Formation of edge pressure pedestal and reversed magnetic shear due to toroidal rotation in a tokamak equilibrium

TL;DR

This paper demonstrates that localized toroidal rotation can induce the formation of an edge pressure pedestal with reversed magnetic shear in tokamak equilibrium, mimicking H-mode conditions through MHD effects.

Contribution

It reveals that strong localized toroidal rotation can directly create pressure pedestals and reversed magnetic shear in tokamaks without additional plasma phenomena.

Findings

Localized toroidal rotation enhances edge current peaking.

Reversal of the safety factor profile occurs due to rotation effects.
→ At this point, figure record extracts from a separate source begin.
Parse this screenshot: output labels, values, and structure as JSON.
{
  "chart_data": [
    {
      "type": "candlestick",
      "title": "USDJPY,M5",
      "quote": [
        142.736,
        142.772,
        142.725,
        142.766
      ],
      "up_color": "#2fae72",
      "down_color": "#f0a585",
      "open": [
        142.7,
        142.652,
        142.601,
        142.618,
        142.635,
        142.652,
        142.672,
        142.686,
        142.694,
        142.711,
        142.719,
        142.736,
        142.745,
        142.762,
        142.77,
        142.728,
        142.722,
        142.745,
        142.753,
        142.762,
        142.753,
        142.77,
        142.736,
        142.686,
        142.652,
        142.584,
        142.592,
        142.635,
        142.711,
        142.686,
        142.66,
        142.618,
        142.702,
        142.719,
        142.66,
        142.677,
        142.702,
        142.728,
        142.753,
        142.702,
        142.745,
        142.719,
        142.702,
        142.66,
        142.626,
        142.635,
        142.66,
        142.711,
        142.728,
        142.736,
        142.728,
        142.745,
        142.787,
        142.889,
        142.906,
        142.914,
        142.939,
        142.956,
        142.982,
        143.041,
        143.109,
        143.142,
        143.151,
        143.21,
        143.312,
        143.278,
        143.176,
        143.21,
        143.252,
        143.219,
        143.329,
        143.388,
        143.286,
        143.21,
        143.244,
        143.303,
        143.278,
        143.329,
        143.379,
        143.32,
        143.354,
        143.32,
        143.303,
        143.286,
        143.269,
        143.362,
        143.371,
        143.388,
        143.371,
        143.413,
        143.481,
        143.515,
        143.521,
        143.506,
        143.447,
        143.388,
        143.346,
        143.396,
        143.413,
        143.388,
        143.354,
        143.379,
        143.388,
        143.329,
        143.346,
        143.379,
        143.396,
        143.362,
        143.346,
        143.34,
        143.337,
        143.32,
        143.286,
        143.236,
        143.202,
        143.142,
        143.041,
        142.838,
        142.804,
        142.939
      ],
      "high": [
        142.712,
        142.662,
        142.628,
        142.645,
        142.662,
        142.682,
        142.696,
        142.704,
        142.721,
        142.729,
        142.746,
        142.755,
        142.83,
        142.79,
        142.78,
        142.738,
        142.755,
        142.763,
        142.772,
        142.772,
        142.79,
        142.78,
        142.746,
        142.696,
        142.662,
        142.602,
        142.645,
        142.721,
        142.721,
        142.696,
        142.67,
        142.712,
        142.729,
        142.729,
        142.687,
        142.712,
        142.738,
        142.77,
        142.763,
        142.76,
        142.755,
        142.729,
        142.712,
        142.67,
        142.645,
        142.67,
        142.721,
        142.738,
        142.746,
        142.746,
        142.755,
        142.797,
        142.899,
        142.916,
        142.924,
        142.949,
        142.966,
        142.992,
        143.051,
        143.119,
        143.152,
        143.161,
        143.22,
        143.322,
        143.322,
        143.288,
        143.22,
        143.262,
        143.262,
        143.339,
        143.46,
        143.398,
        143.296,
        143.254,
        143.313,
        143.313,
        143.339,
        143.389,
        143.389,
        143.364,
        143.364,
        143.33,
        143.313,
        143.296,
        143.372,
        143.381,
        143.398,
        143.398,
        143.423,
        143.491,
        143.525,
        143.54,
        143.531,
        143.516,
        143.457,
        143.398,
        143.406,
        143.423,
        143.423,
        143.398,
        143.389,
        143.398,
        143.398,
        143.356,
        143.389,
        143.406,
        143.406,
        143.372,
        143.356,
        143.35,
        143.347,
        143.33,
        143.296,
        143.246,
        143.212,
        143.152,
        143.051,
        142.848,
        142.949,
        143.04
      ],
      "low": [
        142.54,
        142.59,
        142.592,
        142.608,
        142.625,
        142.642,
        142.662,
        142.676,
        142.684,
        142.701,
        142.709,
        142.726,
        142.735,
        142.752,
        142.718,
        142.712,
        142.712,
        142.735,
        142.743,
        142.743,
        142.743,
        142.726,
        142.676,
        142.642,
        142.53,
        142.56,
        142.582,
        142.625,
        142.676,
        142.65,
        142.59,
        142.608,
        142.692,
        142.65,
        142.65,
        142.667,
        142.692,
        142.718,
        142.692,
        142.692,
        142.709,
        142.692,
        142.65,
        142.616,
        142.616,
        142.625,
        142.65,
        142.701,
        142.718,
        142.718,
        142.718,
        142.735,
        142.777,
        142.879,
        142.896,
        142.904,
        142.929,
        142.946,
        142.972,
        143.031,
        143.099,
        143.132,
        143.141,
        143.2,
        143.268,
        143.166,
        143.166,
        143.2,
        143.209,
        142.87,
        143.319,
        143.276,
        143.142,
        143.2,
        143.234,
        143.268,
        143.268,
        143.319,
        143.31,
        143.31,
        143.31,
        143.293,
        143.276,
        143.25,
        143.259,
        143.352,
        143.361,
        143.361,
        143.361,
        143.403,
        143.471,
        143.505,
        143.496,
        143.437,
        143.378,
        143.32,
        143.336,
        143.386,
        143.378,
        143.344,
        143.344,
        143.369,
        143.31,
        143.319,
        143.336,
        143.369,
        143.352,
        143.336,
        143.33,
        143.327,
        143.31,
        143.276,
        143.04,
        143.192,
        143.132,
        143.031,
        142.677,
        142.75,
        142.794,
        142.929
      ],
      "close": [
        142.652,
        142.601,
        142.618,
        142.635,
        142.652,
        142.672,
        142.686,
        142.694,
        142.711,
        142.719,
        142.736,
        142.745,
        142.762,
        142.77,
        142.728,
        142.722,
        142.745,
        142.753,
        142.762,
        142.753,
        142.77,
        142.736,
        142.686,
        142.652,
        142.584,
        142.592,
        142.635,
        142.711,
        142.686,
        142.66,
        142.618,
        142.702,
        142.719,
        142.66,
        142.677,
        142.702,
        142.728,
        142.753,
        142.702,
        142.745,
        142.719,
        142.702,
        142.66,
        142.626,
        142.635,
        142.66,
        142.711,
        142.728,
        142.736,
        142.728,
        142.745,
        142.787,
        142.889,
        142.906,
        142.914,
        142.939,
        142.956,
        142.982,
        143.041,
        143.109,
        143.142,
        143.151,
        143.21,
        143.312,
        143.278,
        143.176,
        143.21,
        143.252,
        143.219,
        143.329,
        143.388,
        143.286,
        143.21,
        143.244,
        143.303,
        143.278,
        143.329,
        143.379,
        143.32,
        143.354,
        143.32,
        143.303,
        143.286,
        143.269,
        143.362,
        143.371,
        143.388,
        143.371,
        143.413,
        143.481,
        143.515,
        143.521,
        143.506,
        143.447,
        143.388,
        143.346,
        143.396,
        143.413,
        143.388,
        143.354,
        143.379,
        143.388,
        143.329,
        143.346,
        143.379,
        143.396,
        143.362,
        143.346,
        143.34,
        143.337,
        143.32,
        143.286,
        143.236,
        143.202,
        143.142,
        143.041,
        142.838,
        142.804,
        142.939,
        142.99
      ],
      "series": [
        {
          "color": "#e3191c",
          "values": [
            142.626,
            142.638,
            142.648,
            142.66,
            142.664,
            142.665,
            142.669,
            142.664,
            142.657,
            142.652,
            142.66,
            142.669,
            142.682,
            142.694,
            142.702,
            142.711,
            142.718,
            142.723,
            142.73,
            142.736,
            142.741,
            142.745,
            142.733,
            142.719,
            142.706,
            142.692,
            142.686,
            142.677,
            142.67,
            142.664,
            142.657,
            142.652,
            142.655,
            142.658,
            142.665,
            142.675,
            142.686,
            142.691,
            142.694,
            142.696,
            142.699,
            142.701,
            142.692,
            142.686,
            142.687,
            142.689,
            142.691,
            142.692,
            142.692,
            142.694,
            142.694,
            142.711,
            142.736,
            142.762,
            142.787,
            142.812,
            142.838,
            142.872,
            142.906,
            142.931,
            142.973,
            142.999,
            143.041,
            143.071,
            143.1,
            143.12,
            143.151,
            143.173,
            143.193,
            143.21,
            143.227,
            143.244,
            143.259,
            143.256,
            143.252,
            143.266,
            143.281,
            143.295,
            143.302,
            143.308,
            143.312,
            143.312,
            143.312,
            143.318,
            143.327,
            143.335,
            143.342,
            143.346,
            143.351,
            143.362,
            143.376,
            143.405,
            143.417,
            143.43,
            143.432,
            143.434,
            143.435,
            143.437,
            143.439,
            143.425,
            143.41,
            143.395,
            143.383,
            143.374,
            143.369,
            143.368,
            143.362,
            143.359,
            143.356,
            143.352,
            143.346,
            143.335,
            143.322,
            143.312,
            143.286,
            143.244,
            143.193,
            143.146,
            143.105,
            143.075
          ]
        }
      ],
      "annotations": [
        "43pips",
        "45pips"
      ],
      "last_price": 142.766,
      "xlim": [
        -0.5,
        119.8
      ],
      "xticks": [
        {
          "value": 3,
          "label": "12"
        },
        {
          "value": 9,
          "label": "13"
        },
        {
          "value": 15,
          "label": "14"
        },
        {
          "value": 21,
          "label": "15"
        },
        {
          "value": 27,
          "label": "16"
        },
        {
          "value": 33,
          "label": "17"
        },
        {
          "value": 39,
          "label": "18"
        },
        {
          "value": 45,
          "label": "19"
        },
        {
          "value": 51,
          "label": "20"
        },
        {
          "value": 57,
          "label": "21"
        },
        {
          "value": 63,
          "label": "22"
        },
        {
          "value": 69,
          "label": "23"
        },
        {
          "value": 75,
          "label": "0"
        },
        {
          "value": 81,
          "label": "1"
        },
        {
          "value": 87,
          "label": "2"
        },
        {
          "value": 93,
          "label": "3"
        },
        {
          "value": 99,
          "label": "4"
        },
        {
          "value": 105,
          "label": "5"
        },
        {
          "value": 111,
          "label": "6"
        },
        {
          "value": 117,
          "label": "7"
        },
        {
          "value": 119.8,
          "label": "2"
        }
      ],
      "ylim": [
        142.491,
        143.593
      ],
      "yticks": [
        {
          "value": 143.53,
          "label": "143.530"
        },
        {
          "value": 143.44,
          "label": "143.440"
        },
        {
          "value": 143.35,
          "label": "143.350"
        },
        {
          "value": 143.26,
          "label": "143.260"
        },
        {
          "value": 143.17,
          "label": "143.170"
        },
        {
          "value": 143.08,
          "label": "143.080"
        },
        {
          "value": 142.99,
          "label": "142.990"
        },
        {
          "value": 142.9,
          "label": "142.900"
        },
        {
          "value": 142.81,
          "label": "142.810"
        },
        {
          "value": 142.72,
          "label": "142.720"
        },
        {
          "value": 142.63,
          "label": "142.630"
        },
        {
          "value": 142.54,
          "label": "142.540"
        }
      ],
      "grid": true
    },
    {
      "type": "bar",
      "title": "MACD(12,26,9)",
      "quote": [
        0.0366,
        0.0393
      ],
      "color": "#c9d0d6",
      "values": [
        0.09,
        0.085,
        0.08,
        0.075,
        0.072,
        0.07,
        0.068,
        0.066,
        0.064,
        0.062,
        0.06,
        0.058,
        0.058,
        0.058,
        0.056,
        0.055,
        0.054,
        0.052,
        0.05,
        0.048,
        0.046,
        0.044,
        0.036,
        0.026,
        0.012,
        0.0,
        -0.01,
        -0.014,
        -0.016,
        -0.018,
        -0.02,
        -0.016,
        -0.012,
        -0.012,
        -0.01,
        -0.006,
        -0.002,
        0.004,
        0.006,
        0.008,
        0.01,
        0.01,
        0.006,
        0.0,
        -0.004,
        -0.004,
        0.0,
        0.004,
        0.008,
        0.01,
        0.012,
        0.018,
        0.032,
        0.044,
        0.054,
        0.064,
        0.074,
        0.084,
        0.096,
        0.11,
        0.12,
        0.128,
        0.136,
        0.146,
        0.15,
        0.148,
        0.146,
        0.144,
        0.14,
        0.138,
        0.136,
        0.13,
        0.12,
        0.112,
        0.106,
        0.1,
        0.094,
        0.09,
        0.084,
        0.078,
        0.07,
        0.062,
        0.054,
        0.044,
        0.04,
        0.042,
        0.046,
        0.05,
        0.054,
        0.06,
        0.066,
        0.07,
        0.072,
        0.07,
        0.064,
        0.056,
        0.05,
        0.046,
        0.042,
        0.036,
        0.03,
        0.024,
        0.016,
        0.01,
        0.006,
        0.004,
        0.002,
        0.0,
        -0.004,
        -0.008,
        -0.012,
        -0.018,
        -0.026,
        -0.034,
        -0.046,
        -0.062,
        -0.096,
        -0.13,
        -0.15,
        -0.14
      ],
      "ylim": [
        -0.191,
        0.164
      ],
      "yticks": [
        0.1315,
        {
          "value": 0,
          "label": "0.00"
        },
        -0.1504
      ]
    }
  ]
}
Pressure pedestal formation is a natural outcome of MHD equilibrium with rotation.

Abstract

Toroidal rotation is well known to play significant roles in the edge transport and L-H transition dynamics of tokamaks. Our recent calculation finds that a sufficiently strong localized toroidal rotation can directly bring out the formation of edge pressure pedestal with reversed magnetic shear that is reminiscent of an H-mode plasma, purely through the effects of toroidal rotation on the tokamak MHD equilibrium itself. In particular, the enhanced edge toroidal rotation enables a substantial peaking of the parallel current profile near edge in higher $\beta$ regimes, which leads to the flattening or reversal of the local $q$ (safety factor) profile. Here the formation of pressure pedestal along with the reversed magnetic shear region is shown to be the natural outcome of the MHD tokamak equilibrium in a self-consistent response to the presence of a localized toroidal rotation typically observed in H-mode or QH-mode.